It would appear I'm on a roll, and that the answers to all our questions come from doing nothing all day. Or at least being a little anti social and reading, then writing all day.
We are as a species fundamentally pleasure seeking creatures. The dopamine reward response is so incredibly powerful, and gives you a binary choice. Pleasure now, or disappointment in not having pleasure now. There is no tomorrow as far as your reward circuits are concerned.
Even knowing you saved money, is something you feel immediately. When the moment passes you no longer have a connection to how you felt about the action a moment ago. This means we humans are capable of tricking ourselves, and so on a regular basis because it feels like the right choice.
The hard choice is usually the right one, but not always. Without any indulgence we either become boring or bhuddist, a byword for boring. Although maybe bhuddists do have it figured out. By not attaching to outcome, they enjoy simply being.

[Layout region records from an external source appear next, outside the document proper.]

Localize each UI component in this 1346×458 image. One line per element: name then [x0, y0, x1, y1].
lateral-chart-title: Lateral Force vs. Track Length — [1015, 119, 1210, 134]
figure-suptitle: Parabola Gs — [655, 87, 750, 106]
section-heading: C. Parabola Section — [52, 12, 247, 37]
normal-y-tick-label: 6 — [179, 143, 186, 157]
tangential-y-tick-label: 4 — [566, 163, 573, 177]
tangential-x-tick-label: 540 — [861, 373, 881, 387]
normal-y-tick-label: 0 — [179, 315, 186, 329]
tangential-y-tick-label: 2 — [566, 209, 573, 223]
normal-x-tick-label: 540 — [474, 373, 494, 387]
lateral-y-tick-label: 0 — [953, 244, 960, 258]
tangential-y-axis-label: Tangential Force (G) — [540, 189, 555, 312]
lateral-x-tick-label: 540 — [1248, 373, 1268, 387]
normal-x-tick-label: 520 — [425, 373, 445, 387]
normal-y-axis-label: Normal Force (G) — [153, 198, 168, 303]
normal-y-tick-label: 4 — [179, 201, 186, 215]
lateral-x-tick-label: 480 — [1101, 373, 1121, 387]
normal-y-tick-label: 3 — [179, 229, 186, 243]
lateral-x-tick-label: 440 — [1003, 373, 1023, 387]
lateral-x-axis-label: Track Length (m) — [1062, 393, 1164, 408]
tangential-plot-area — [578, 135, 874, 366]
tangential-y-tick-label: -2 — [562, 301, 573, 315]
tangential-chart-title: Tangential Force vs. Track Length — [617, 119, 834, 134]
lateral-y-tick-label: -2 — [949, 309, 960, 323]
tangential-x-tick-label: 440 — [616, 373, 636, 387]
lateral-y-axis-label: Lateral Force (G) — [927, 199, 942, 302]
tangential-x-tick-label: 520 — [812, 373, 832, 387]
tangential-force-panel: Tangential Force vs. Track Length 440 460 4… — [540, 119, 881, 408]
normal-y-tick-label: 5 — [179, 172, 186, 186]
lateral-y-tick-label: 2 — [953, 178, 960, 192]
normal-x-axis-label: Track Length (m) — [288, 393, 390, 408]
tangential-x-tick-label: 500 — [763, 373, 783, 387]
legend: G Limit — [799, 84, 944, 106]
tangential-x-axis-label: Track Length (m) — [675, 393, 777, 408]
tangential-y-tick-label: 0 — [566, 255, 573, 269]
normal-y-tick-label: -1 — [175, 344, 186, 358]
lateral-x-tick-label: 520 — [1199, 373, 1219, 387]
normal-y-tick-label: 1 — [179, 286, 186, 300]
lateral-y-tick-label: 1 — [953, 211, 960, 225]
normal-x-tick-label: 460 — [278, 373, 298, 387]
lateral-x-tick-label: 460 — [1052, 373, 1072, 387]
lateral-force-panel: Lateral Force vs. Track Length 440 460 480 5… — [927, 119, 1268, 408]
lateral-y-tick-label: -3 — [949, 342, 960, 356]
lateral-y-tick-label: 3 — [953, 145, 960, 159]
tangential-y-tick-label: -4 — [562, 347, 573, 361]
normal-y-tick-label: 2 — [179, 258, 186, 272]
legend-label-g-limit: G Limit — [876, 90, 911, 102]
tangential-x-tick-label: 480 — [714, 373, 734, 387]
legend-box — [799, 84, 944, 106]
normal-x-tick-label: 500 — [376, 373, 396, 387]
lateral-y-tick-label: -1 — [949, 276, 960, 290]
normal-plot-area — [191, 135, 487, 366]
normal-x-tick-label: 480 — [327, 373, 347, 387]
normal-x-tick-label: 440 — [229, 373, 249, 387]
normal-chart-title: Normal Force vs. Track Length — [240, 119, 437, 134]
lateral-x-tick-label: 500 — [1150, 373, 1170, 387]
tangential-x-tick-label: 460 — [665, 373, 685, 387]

How can I apply this in daily life?
Enjoy making the harder decision, and see it as character building. I've done this before, and still consistently fall back into bad habits. Are there any other tools besides willpower to beat temptation? Preferably that don't involve making lists or going out of your way too much. I need dopamine for avoiding temptation. Can I associate being happy with making the long term choice?
I have not signed up for an egg 0% card to transfer some debt balance, because I forgot my password and don't use the email address I signed up with. So it probably won't happen. It means ringing up, which is LONG. That "LONG" is like a fear of loss, or loss aversion, but what am I losing, comfort? Failure?